Ja, Ihre Interviewdaten werden sicher an Ihr ATS übertragen.
Wie funktioniert Conversational Intelligence?
Konversationsintelligenz basiert auf einer NLP-Analyse der Wörter und der Intonation, die von jedem Teilnehmer verwendet werden, um Emotionen und Verhaltenserkenntnisse zu identifizieren.
Warum ist es wichtig, strukturierte Interviews zu führen?
Zahlreiche Studien belegen die Genauigkeit, Effizienz und Objektivität strukturierter Interviews. Indem Sie jedem Kandidaten dieselben Fragen auf dieselbe Weise stellen, optimieren Sie Ihren Interviewprozess und reduzieren den Einfluss kognitiver Vorurteile.
Warum sollte ich einen Interviewbericht erstellen?
Ein Interviewbericht hilft dabei, standardisierte Informationen über Ihre Kandidaten zu bündeln, sie mit allen Stakeholdern zu teilen und Ihre Bewertung zu objektivieren. Klare, strukturierte Daten ermöglichen es Ihnen, fundiertere Einstellungsentscheidungen zu treffen.
Wie werden Stellenausschreibungen generiert?
Unser Generator für Stellenanzeigen nutzt die neuesten LLMs, um die Daten aus Ihrem Meeting oder Briefing in eine auffällige und leicht lesbare Stellenbeschreibung umzuwandeln.
Muss ich die Art und Weise, wie ich Interviews führe, ändern?
Nein, Noota ist nur eine Assistentin deiner Arbeit. Sie können weiterhin Interviews führen, wie Sie es heute tun. Um die Genauigkeit des Berichts zu verbessern, sollten Sie die Vorlagen für Vorstellungsgespräche auf der Grundlage Ihrer vorhandenen Frageliste anpassen.
Kann ich meine Daten von Noota entfernen?
Ja, benutze einfach die Löschfunktion auf unserer Oberfläche und innerhalb von 24 Stunden werden wir diese Daten aus unserer Datenbank gelöscht haben.
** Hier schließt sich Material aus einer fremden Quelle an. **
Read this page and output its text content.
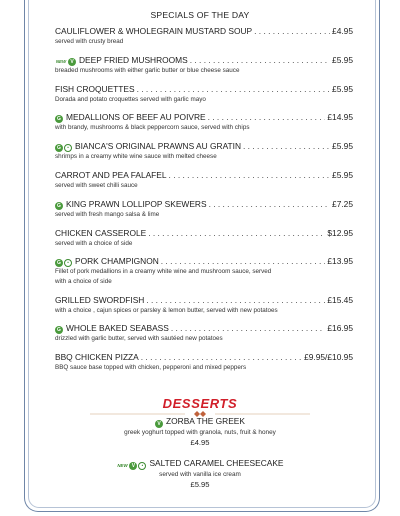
SPECIALS OF THE DAY
CAULIFLOWER & WHOLEGRAIN MUSTARD SOUP . . .	£4.95
served with crusty bread
NEW V DEEP FRIED MUSHROOMS . . .	£5.95
breaded mushrooms with either garlic butter or blue cheese sauce
FISH CROQUETTES . . .	£5.95
Dorada and potato croquettes served with garlic mayo
G MEDALLIONS OF BEEF AU POIVRE . . .	£14.95
with brandy, mushrooms & black peppercorn sauce, served with chips
G	• BIANCA'S ORIGINAL PRAWNS AU GRATIN . . .	£5.95
shrimps in a creamy white wine sauce with melted cheese
CARROT AND PEA FALAFEL . . .	£5.95
served with sweet chilli sauce
G KING PRAWN LOLLIPOP SKEWERS . . .	£7.25
served with fresh mango salsa & lime
CHICKEN CASSEROLE . . .	$12.95
served with a choice of side
G	• PORK CHAMPIGNON . . .	£13.95
Fillet of pork medallions in a creamy white wine and mushroom sauce, served
with a choice of side
GRILLED SWORDFISH . . .	£15.45
with a choice , cajun spices or parsley & lemon butter, served with new potatoes
G WHOLE BAKED SEABASS . . .	£16.95
drizzled with garlic butter, served with sautéed new potatoes
BBQ CHICKEN PIZZA . . .	£9.95/£10.95
BBQ sauce base topped with chicken, pepperoni and mixed peppers
DESSERTS
V ZORBA THE GREEK
greek yoghurt topped with granola, nuts, fruit & honey
£4.95
NEW V	• SALTED CARAMEL CHEESECAKE
served with vanilla ice cream
£5.95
Kann ich meine Besprechungen telefonisch oder persönlich aufzeichnen?
Ja, Noota verfügt über einen eingebauten Rekorder, mit dem Sie Ton von Ihrem Computer und bald auch von Ihrem Telefon aufnehmen können.
Haben die Kandidaten Zugriff auf die KI-Notizen?
Nein, Sie verwalten die Zugänglichkeit der Daten, die Sie aufzeichnen. Wenn Sie es als Feedback mit ihnen teilen möchten, können Sie das tun. Andernfalls ist es für sie nicht zugänglich.
Evaluiert Noota Kandidaten?
Nein, Noota zeichnet Ihre Interviews auf, transkribiert und fasst sie zusammen. Es hilft Ihnen, fundierte Entscheidungen mit klaren Informationen über den Kandidaten zu treffen. Es ist jedoch kein Ersatz für Ihr eigenes Urteilsvermögen und Ihre eigenen Beurteilungsfähigkeiten.